“Makes me think of a story I heard once about an old Nantucket fisherman. He always claimed that he could tell by the smell of the mud on the anchor, where they were, whenever they had to haul up in a fog. So one day, just to fool old Captain Jones, his men, while they were anchored in a fog somewhere off shore, took a handful of soil out of a box they had on deck, where the skipper kept some parsley growing, of which he was very fond.”
Hurrying to where he was sleeping they roused the old man by telling him that they had lost their bearings, and wanted him to tell where they were at, from the mud scraped off the anchor, and with that they clapped the soil taken from the parsley box under his nose. He took one smell, and then jumped to his feet wildly excited, yelling out:
“You lazy lubbers, you’ve let us drift ashore, and we’ve been anchored right over Mother Jones’ garden!”

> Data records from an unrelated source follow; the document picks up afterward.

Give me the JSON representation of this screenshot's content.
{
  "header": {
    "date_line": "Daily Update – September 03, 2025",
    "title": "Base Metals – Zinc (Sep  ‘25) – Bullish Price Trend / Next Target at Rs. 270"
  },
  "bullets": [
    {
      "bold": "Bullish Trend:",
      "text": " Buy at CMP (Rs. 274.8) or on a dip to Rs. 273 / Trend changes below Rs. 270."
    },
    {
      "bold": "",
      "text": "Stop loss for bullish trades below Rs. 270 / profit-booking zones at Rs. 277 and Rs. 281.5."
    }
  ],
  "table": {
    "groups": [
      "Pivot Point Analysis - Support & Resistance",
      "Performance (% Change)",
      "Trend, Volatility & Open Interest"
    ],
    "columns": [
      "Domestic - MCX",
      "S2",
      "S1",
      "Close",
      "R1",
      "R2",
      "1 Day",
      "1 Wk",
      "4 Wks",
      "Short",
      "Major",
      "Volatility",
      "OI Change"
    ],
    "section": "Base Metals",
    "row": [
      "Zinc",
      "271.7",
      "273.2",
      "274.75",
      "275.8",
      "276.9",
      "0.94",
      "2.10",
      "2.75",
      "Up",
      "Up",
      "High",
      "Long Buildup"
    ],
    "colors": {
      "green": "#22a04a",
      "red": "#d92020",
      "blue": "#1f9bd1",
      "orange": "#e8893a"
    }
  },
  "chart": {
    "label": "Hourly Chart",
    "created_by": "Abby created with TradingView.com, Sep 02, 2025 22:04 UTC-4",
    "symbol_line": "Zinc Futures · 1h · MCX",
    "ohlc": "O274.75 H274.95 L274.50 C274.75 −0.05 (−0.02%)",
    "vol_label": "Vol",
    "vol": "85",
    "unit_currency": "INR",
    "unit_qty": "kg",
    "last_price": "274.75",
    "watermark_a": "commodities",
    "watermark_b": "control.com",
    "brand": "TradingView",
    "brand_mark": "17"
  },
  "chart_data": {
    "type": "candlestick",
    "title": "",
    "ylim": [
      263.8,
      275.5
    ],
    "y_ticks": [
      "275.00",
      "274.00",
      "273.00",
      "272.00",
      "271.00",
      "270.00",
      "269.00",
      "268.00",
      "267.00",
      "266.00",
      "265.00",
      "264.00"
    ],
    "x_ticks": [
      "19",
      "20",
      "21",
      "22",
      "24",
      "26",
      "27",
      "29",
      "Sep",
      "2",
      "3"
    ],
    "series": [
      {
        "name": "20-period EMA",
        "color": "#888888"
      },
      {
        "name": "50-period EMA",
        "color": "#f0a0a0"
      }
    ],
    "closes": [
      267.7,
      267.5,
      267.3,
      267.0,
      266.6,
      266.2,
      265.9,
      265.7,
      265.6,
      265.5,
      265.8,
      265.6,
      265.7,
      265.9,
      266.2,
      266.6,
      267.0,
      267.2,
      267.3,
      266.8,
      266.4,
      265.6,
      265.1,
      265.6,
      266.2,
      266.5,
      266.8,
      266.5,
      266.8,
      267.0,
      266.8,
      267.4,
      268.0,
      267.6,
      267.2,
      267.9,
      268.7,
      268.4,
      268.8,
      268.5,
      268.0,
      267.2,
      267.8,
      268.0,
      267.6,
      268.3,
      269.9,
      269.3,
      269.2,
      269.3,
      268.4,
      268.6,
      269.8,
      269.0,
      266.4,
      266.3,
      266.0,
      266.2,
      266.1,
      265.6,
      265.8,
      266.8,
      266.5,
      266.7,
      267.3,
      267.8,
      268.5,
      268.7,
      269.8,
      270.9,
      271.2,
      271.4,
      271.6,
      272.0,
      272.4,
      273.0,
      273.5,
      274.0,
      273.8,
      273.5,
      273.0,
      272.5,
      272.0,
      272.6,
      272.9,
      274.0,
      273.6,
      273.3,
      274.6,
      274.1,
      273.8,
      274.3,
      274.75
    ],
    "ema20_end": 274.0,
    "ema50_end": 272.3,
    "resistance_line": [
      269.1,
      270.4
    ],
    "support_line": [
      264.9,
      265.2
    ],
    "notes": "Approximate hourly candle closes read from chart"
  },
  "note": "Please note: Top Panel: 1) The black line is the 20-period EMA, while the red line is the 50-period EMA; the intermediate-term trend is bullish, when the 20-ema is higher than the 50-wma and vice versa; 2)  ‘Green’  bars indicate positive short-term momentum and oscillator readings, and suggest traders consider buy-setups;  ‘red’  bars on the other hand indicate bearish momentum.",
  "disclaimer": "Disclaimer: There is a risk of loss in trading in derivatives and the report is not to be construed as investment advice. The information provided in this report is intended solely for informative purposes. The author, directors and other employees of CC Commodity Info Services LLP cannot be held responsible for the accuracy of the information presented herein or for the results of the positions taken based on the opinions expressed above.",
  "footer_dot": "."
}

It was Teddy’s turn to laugh now. But as the afternoon waned, his fears kept on growing apace.
“I don’t like it,” he would say, “it’s so unusual for Amos to stay away like this, and when he only meant to be gone a few hours.”
“But you say he couldn’t be lost?” remarked Dolph.
“I’m dead sure of that.”
“Then tell me, what might have happened to him, Teddy.”
“Oh, one of a good many things. He may have met up with those poachers, and had trouble,” the other said.